So 02.08.98: Nach Norden bis Perth

Die Freundlichkeit auf dem Campingplatz fällt auf heute morgen, hierzulande ist es nicht wie auf einem deutschen Campingplatz, wo nach Möglichkeit keiner von seinem Nachbarn Notiz nimmt - es geht eher zu wie auf einem Globetrotter-Treffen oder einer Hausmesse, wo jeder jeden grüßt und eine deutlich engere Beziehung zwischen den Teilnehmern herrscht ...

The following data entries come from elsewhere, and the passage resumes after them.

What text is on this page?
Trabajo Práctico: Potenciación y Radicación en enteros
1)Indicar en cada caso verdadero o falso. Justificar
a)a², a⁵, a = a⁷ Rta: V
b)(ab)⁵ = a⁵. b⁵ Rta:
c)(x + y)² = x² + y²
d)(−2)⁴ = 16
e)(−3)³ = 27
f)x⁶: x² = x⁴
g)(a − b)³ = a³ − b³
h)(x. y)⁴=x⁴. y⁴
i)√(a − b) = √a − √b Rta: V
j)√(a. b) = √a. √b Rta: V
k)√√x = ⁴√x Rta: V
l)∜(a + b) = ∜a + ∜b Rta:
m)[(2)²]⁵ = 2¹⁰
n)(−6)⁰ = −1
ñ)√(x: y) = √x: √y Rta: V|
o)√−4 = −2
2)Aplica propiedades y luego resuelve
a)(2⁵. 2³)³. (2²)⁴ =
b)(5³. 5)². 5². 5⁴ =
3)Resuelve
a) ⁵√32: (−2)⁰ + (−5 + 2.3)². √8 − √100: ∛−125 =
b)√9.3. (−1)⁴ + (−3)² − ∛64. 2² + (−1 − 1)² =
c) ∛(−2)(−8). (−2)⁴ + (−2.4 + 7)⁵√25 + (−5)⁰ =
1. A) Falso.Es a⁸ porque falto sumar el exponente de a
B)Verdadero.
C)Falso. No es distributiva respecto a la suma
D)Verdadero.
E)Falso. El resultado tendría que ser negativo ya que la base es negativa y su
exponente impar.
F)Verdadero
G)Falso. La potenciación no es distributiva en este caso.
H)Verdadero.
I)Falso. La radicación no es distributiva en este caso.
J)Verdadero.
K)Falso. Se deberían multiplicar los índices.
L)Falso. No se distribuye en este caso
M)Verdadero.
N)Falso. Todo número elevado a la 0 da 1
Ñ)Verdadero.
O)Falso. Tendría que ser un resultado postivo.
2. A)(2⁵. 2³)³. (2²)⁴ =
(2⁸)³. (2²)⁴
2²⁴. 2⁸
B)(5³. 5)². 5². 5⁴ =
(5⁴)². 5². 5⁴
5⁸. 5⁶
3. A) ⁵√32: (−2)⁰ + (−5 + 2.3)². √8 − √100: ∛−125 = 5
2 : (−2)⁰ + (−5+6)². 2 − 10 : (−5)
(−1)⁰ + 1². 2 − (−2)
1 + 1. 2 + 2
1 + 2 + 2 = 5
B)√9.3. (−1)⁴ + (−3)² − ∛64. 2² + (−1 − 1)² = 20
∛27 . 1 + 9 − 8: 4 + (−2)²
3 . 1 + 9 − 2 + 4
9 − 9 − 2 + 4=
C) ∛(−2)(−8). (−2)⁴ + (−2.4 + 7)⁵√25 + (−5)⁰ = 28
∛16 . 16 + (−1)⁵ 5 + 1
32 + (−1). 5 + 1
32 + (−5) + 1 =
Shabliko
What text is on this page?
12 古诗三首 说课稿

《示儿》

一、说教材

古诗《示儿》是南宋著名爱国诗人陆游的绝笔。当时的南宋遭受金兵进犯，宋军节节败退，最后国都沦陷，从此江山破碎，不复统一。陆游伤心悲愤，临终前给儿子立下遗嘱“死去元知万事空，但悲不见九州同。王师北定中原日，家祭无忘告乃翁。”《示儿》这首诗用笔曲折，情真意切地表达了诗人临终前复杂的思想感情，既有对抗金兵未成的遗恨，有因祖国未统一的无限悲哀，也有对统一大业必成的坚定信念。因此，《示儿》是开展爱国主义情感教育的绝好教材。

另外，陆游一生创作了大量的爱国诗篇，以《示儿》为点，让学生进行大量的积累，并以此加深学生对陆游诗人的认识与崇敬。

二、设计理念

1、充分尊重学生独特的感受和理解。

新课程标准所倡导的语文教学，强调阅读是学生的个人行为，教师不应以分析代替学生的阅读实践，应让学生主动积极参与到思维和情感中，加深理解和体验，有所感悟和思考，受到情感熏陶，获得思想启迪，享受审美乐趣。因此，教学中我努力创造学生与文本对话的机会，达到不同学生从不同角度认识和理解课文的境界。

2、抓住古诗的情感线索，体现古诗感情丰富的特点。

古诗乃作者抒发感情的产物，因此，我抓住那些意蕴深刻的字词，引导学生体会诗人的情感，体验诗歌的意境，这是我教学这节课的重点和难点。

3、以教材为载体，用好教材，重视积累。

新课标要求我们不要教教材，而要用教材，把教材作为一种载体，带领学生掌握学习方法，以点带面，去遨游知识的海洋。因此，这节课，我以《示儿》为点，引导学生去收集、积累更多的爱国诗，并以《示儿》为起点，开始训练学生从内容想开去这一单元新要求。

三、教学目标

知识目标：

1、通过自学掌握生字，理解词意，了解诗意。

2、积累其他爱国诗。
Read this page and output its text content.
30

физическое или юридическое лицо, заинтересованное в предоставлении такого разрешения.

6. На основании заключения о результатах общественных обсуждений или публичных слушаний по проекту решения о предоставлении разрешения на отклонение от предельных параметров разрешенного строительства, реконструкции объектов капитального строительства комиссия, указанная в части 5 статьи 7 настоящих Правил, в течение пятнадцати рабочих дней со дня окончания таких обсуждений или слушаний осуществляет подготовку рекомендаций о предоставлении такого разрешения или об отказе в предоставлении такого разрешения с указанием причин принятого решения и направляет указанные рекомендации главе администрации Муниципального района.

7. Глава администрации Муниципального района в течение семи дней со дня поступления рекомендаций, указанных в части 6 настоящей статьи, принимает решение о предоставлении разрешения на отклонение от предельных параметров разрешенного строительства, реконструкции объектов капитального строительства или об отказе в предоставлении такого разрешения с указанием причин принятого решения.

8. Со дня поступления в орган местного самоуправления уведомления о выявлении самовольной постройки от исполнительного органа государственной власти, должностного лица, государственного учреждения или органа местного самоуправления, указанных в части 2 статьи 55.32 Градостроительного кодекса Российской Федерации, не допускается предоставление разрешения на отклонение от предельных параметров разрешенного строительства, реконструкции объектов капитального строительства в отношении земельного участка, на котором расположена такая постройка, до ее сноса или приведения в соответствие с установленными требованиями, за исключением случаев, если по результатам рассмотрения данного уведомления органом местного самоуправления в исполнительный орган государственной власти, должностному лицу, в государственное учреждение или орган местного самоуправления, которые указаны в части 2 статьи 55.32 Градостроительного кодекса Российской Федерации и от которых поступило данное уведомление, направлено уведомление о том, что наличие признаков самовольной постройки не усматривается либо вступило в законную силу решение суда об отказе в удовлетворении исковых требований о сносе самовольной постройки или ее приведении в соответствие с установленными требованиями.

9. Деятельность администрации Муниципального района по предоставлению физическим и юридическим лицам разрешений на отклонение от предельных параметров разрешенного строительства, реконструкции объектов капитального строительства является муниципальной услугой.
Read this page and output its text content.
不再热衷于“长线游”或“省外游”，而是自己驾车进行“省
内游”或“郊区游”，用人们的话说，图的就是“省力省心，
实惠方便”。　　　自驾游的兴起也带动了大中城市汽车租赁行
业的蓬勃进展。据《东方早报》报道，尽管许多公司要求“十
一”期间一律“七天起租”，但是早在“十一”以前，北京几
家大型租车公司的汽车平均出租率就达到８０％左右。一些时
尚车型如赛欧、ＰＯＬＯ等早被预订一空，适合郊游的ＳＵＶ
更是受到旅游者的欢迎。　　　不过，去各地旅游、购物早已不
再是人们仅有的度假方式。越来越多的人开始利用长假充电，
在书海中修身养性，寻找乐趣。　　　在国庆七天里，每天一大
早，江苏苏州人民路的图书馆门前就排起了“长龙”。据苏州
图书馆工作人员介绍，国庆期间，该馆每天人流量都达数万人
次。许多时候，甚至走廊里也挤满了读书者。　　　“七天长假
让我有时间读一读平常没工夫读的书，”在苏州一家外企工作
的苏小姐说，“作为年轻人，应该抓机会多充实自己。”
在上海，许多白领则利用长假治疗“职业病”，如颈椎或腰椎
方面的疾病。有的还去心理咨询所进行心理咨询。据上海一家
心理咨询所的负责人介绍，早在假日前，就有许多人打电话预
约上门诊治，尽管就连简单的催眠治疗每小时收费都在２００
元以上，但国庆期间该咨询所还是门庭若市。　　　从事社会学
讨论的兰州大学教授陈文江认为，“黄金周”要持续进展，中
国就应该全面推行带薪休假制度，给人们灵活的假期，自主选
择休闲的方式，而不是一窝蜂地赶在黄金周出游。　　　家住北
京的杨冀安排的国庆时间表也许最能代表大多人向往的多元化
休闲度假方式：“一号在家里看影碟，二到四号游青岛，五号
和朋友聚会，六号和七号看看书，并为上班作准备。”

Nach dem Frühstück ist Liegen unterm Pickup angesagt, die durchgerostete Schelle am Auspuff ist sofort entdeckt - unsere Nissan-Werkstatt hat natürlich bei der nur wenige Monate zurückliegenden Inspektion nicht nur fällige Abgasuntersuchungen vergessen, sondern auch sonst nichts festgestellt ...

Der CB-Funk ist heute wieder genauso eine Enttäuschung wie in Island, allerdings ist jetzt jede Menge DX aus Deutschland zu hören, Einheimische scheinen hier überhaupt nicht zu funken ...

Wir verlassen das Kielder Water Reservoir, es folgt eine längere Fahrt über ruhigere Nebenstraßen wie die A6357 bis Jedburgh. Die touristisch bedeutsame Abtei dort vom Ende des 12. Jahrhunderts ist ein wichtiges Reiseziel für viele Besucher - auch Maria Stuart war vor mehr als 400 Jahren schon hier, wenn auch weniger aus touristischen Gründen ...

Am Jedburgh Abbey ...

Im Laden am Abbey erwerben wir eine Kassette mit "Gregorian Chants", für angemessene Abendmusik ist somit gesorgt. In den folgenden Tagen wird sie häufig abends abgespielt und sorgt dabei immer für eine hochreligiöse Stimmung rund um den Explorer ...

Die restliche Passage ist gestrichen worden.